The first is a real-time task because there is a constant stream of data arriving at the audio driver and blocks of audio samples have to be written to the audio interface at the playback rate. Meanwhile, the compilation is not real-time because there is no deadline. You simply want it to complete as soon as possible; whether it takes 10 seconds or 10 minutes does not affect the quality of the kernel.
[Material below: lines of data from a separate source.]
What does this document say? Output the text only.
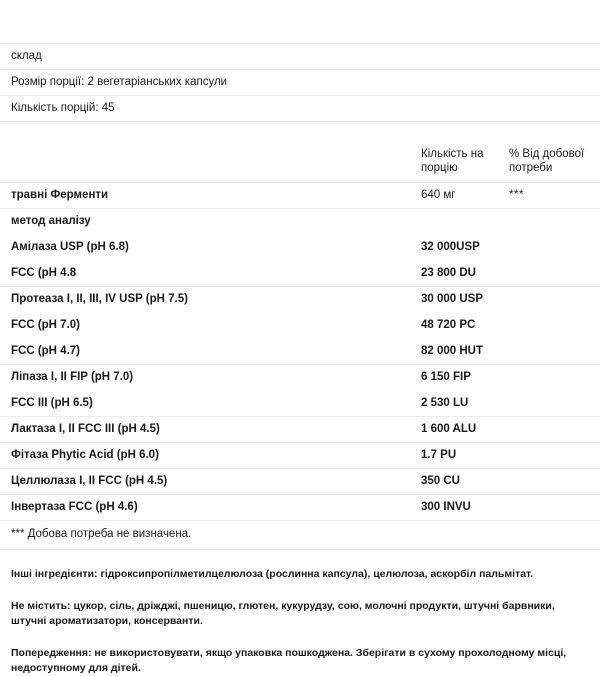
склад
Розмір порції: 2 вегетаріанських капсули
Кількість порцій: 45
Кількість на порцію
% Від добової потреби
травні Ферменти	640 мг	***
метод аналізу
Амілаза USP (pH 6.8)	32 000USP
FCC (pH 4.8	23 800 DU
Протеаза I, II, III, IV USP (pH 7.5)	30 000 USP
FCC (pH 7.0)	48 720 PC
FCC (pH 4.7)	82 000 HUT
Ліпаза I, II FIP (pH 7.0)	6 150 FIP
FCC III (pH 6.5)	2 530 LU
Лактаза I, II FCC III (pH 4.5)	1 600 ALU
Фітаза Phytic Acid (pH 6.0)	1.7 PU
Целлюлаза I, II FCC (pH 4.5)	350 CU
Інвертаза FCC (pH 4.6)	300 INVU
*** Добова потреба не визначена.

Інші інгредієнти: гідроксипропілметилцелюлоза (рослинна капсула), целюлоза, аскорбіл пальмітат.

Не містить: цукор, сіль, дріжджі, пшеницю, глютен, кукурудзу, сою, молочні продукти, штучні барвники, штучні ароматизатори, консерванти.

Попередження: не використовувати, якщо упаковка пошкоджена. Зберігати в сухому прохолодному місці, недоступному для дітей.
The other important thing to consider is the consequence of missing the deadline, which can range from mild annoyance through to system failure and death. Here are some examples:

Playing an audio stream: There is a deadline in the order of tens of milliseconds. If the audio buffer under-runs you will hear a click, which is annoying, but you will get over it.
Moving and clicking a mouse: The deadline is also in the order of tens of milliseconds. If it is missed, the mouse moves erratically and button clicks will be lost. If the problem persists, the system will become unusable.
Printing a piece of paper: The deadlines for the paper feed are in the millisecond range, which, if missed, may cause the printer to jam and somebody will have to go and fix it. Occasional jams are acceptable but nobody is going to buy a printer that keeps on jamming.
Printing sell-by dates on bottles on a production line: If one bottle is not printed the whole production line has to be halted, the bottle removed and the line restarted, which is expensive.
Baking a cake: There is a deadline of 30 minutes or so. If you miss it by a few minutes, the cake might be ruined. If you miss it by a large amount, the house will burn down.
A power surge detection system: If the system detects a surge, a circuit breaker has to be triggered within 2 milliseconds. Failing to do so causes damage to the equipment and may injure or kill personnel.

In other words, there are many consequences to missed deadlines. We often talk about these different categories:

soft real-time: The deadline is desirable but is sometimes missed without the system being considered a failure. First two examples are like this.
hard real-time: Here, missing a deadline has a serious effect. We can further subdivide hard real-time into mission-critical systems in which there is a cost to missing the deadline, such as the fourth example, and safety critical-systems in which there is a danger to life and limb, such as the last two examples. I put in the banking example to show that not all hard real-time systems have deadlines measured in microseconds.

Software written for safety-critical systems has to conform to various standards that seek to ensure that it is capable of performing reliably. It is very difficult for a complex operating system such as Linux to meet those requirements.

When it comes to mission-critical systems, it is possible, and common, for Linux to be used for a wide range of control systems. The requirements of the software depend on the combination of the deadline and the confidence level, which can usually be determined through extensive testing.

Therefore, to say that a system is real-time, you have to measure its response times under the maximum anticipated load, and show that it meets the deadline for an agreed proportion of the time. As a rule of thumb, a well configured Linux system using a mainline kernel is good for soft real-time tasks with deadlines down to tens of milliseconds and a kernel with the PREEMPT_RT patch is good for soft and hard real-time mission-critical systems with deadlines down to several hundreds of microseconds.

The key to creating a real-time system is to reduce the variability in response times so that you have greater confidence that they will not be missed; in other words, you need to make the system more deterministic. Often, this is done at the expense of performance. For example, caches make systems run faster by making the average time to access an item of data shorter, but the maximum time is longer in the case of a cache miss. Caches make a system faster but less deterministic, which is the opposite of what we want.

Tip

It is a myth of real-time computing that it is fast. This is not so, the more deterministic a system is, the lower the maximum throughput.

The remainder of this chapter is concerned with identifying the causes of latency and the things you can do to reduce it.